One of
the more difficult aspects of working with clients to develop their estate plan
is helping clients become comfortable discussing their goals and concerns for
what happens to their estate after they pass away. This comfort is important
because it is impossible to draft documents that truly achieve the client's
goals when the client is unable to articulate those goals. Once clients have an
estate plan it is also important that they become comfortable discussing that
plan with those people whom they have trusted with its administration.
After
going through the initial process of creating an estate plan, many clients put
those documents in the drawer and never mention them to their children to the
people they have named in the documents to make decisions, except perhaps to
tell them where the documents are located. This failure to discuss the client’s posthumous wishes can cause unexpected difficulties in
administering an estate and hurt feelings of beneficiaries who do not understand
why their parents made certain choices. For example, a client may choose to
provide that assets are held in trust for their grandchildren as opposed to
making gifts to their children. This may leave the children wondering if
they've done something that made their parents reluctant to trust them, when
the clients goal was to remove the burden of saving for college costs from
their children in order to make their lives easier.
In
another scenario, a client may choose one child over the others to act as
Successor Trustee. While the parent’s goal was to appoint the
child who could most efficiently administer the estate, perhaps due to
geographic location or flexibility of their schedule, the children are left
wondering what they did “wrong.”
The reasons
clients have for distributing their wealth the way they do are as disparate as
the number of estate plans.
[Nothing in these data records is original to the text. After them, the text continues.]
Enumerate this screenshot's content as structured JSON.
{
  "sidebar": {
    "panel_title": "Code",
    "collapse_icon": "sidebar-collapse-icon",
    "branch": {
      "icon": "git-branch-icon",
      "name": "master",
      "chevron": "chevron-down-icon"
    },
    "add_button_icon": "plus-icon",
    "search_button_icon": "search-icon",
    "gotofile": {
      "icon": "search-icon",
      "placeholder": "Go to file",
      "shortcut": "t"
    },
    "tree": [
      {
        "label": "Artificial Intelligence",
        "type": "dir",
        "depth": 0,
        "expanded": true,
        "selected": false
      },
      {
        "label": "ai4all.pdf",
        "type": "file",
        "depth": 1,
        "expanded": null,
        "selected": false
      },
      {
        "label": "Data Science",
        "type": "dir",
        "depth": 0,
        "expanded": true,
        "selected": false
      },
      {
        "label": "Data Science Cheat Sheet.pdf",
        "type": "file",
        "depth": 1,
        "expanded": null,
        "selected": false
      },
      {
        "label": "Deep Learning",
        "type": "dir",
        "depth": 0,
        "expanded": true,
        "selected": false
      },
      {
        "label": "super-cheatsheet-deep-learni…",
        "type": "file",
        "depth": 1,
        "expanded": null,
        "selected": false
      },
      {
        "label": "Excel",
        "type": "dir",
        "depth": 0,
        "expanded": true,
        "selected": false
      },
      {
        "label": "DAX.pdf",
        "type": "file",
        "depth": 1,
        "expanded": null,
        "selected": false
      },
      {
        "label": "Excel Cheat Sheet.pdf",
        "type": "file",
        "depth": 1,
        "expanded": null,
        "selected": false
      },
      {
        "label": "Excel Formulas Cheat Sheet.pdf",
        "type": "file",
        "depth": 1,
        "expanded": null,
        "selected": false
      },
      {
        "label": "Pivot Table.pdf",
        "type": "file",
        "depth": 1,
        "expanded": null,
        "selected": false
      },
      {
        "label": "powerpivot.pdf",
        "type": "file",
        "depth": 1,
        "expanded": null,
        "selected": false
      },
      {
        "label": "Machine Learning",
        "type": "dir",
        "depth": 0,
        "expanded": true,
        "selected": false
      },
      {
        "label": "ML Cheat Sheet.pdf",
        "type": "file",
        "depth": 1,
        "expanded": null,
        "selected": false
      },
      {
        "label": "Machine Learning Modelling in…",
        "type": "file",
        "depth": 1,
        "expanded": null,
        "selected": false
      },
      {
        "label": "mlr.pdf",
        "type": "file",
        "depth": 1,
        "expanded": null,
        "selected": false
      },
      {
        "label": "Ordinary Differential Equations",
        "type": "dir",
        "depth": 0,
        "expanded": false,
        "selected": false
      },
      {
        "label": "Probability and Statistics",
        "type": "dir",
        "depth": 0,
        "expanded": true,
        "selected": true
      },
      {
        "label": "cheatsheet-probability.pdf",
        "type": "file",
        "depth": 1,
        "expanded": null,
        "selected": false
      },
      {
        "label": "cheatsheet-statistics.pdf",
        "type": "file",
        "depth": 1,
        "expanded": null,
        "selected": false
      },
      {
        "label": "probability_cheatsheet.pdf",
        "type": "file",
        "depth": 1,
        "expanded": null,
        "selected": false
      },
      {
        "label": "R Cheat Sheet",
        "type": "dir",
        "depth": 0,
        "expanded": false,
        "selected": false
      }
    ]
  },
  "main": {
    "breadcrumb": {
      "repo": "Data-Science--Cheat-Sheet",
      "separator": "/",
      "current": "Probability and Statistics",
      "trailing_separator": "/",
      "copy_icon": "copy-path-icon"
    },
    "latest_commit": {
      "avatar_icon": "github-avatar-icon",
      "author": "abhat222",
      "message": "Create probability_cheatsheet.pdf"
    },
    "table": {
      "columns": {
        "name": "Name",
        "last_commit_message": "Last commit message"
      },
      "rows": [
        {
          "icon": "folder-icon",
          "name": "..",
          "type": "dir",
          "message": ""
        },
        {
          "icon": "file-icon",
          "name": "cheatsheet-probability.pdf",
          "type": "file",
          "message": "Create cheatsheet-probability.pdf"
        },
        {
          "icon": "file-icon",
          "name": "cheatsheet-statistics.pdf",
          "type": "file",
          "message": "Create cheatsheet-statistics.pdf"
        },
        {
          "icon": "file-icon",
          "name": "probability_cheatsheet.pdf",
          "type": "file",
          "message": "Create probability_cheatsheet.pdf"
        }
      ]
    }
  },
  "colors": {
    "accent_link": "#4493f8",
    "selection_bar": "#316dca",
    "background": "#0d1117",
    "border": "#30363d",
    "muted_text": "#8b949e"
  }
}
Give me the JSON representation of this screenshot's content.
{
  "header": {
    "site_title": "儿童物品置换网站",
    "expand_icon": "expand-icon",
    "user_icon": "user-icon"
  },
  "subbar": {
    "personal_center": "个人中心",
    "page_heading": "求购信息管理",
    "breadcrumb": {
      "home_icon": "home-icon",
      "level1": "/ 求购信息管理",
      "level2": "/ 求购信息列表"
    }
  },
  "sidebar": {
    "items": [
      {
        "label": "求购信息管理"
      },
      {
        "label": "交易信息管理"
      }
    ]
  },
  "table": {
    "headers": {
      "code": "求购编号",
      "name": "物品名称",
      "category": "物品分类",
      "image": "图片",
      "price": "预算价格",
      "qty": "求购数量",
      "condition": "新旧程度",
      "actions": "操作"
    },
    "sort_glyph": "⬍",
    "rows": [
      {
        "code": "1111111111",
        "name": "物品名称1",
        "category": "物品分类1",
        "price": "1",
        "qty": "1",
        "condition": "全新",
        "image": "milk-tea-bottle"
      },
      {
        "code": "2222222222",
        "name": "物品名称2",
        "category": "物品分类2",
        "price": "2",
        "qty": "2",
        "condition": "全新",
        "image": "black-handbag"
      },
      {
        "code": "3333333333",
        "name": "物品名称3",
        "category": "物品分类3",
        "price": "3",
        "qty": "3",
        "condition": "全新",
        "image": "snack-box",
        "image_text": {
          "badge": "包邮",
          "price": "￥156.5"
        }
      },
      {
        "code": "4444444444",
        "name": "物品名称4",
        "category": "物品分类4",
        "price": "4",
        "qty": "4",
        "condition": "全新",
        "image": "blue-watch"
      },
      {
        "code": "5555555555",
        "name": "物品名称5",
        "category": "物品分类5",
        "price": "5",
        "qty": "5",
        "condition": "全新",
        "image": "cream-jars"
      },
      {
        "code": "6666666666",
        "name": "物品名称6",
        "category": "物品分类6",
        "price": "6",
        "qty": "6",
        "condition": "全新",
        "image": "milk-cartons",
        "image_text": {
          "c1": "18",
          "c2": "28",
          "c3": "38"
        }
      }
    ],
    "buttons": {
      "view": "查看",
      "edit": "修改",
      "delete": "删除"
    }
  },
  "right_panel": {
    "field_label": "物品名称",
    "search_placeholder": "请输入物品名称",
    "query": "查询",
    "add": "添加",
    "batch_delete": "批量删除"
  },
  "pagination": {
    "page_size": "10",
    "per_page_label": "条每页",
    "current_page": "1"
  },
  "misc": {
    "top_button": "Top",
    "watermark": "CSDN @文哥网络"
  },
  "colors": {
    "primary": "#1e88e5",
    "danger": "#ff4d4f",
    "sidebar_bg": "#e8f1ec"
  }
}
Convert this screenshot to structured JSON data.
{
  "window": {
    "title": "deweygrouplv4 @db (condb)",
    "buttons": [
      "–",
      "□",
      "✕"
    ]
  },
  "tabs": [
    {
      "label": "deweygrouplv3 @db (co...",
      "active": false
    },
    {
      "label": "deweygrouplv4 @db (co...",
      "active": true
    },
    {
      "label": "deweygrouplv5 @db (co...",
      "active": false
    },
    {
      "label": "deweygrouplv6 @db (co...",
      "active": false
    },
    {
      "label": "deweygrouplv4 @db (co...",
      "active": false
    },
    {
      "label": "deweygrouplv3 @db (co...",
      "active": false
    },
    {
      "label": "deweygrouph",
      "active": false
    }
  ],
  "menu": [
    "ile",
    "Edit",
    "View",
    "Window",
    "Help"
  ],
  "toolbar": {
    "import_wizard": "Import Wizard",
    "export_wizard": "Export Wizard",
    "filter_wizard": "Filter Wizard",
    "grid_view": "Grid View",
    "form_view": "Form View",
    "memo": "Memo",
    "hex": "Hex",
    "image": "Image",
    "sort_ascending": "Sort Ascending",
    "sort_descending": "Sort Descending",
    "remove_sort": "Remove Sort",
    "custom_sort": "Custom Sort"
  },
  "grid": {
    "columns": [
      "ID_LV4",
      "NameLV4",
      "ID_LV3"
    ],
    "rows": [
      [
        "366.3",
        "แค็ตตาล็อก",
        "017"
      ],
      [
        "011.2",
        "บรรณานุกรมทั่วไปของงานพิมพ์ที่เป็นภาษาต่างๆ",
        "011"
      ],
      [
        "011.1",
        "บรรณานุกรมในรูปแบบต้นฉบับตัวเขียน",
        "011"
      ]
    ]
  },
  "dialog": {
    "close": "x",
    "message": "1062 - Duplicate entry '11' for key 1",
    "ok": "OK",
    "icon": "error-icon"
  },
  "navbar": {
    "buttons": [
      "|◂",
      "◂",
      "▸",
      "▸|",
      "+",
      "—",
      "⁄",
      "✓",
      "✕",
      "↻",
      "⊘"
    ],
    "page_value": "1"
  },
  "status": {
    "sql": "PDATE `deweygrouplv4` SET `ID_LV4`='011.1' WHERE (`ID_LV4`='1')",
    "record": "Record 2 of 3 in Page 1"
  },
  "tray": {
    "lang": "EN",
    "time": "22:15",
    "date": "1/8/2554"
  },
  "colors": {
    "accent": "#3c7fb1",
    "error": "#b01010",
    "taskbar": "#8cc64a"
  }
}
By taking the time to discuss an estate plan with
the successor designees and beneficiaries who will be administering benefits
from that plan, clients provide guidance and clarity that helps their loved
ones achieve the clients' underlying goals.
Estate
planning is a ongoing process and communication is a major part of the process.
While clients may not wish for their beneficiaries to know the full scope of
the bequests made in their documents, by taking the time to discuss the scope
and reasoning behind an estate plan clients can influence the lives of their
beneficiaries with more than the monetary impact of their gifts.